In the first question, by definition, the probability density function integrates over the whole plane as 1, and based on this you can find the unknown c. The sufficient condition for the independence of the two variables is fX(x)*fY(y)=f(x,y). Once the two are found, multiplying them together and comparing them to f(x,y) leads to the conclusion.

The second question, according to the formula of the correlation coefficient to find each unknown quantity: E(XY), E(X), E(X²), E(Y), E(Y²), and then directly substitute into the calculation can be. Note: The expected square is best written in the form [E(X)]². This way of writing E²(X) is not the standard way for me to write it, and it may be misjudged.
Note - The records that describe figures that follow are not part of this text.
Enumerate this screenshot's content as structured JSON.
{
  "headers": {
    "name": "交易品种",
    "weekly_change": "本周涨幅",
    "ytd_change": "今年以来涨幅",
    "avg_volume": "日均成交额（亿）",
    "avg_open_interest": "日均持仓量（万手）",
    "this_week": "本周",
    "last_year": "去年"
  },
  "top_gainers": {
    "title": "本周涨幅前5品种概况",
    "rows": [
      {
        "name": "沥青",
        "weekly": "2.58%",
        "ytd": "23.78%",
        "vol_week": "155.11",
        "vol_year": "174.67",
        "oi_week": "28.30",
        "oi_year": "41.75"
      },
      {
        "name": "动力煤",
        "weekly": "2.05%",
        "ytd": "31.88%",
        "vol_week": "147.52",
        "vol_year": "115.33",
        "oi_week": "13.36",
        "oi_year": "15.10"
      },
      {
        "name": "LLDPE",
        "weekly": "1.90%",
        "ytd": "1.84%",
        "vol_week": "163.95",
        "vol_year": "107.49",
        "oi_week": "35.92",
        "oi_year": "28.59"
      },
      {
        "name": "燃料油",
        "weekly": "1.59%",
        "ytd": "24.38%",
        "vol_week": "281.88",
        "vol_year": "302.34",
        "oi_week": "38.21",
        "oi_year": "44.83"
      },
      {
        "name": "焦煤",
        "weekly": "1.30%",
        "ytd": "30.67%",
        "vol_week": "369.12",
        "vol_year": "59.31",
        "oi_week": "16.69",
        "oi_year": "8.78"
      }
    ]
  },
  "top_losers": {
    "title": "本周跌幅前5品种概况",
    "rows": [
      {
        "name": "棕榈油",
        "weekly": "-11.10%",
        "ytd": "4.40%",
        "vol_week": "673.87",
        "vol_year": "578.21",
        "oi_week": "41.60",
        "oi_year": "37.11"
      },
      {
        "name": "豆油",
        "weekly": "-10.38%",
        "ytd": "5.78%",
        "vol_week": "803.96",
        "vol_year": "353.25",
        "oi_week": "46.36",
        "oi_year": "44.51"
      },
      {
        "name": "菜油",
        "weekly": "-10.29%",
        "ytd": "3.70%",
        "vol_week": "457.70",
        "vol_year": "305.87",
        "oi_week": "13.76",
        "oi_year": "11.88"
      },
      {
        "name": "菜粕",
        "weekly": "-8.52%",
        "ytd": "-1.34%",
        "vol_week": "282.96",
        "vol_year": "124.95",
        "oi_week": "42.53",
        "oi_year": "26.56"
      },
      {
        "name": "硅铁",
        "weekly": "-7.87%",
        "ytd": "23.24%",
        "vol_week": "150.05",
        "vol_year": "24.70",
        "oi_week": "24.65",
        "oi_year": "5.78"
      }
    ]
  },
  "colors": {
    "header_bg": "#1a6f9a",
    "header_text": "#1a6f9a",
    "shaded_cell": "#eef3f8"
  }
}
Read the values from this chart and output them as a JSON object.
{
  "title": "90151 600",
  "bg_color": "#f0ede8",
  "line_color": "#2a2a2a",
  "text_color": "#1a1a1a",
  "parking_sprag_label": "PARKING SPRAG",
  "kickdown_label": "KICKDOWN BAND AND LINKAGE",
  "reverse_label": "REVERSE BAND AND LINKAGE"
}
### Probability density function, to find the process, especially the derivative of that step

This topic does not require complex calculations. First of all, the linear operation of mutually independent normal distribution is still normal distribution, the linear function of normal distribution (aX+b) is also normal distribution. Then Z=X-2Y+1 must obey the normal distribution, and EZ=EX-2EY+1=2-2×2+1=-1, DZ=DX+4DY=0.2+4×0.2=1, so Z~N(-1,1), so that you can directly write its probability density.

### What are the steps to find the probability density function?

The distribution function is transformed into a probability density, and the probability density can be found by simply taking the derivative of the distribution function.

If the probability density is the probability density of the continuous type, then find the distribution function directly on the probability density direct integration can get the corresponding distribution function.

If the probability density is a segmented function, then we have to start from the definition of the distribution function to find the distribution function.

Note that the distribution function is cumulative. A segment-by-segment accumulation of the probabilities gives us the distribution inclusive tax.

So the probability density for this question:

When x<0 F(x)=∫(–∞,x)f(x)dx=0,

When 0<=x<1, F(x)=∫(o,x)tdt=(x^2)/2

When 1<=x<2,F(x)=∫(o,1) tdt+∫(1,x)2-tdt=2x-(x^2)/2-1.

When x>=2 F(x)=1.

Expanded:

Properties of the distribution function:

### How do you do this question on probability density functions?

\int_{-\infty}^{+\infty}f(x)dx=1 Calculate k=-1/2

F(x)=\int_{-\infty}^xf(t)dt in three intervals x<0,0<=x<=2,x>2, and each of the other three.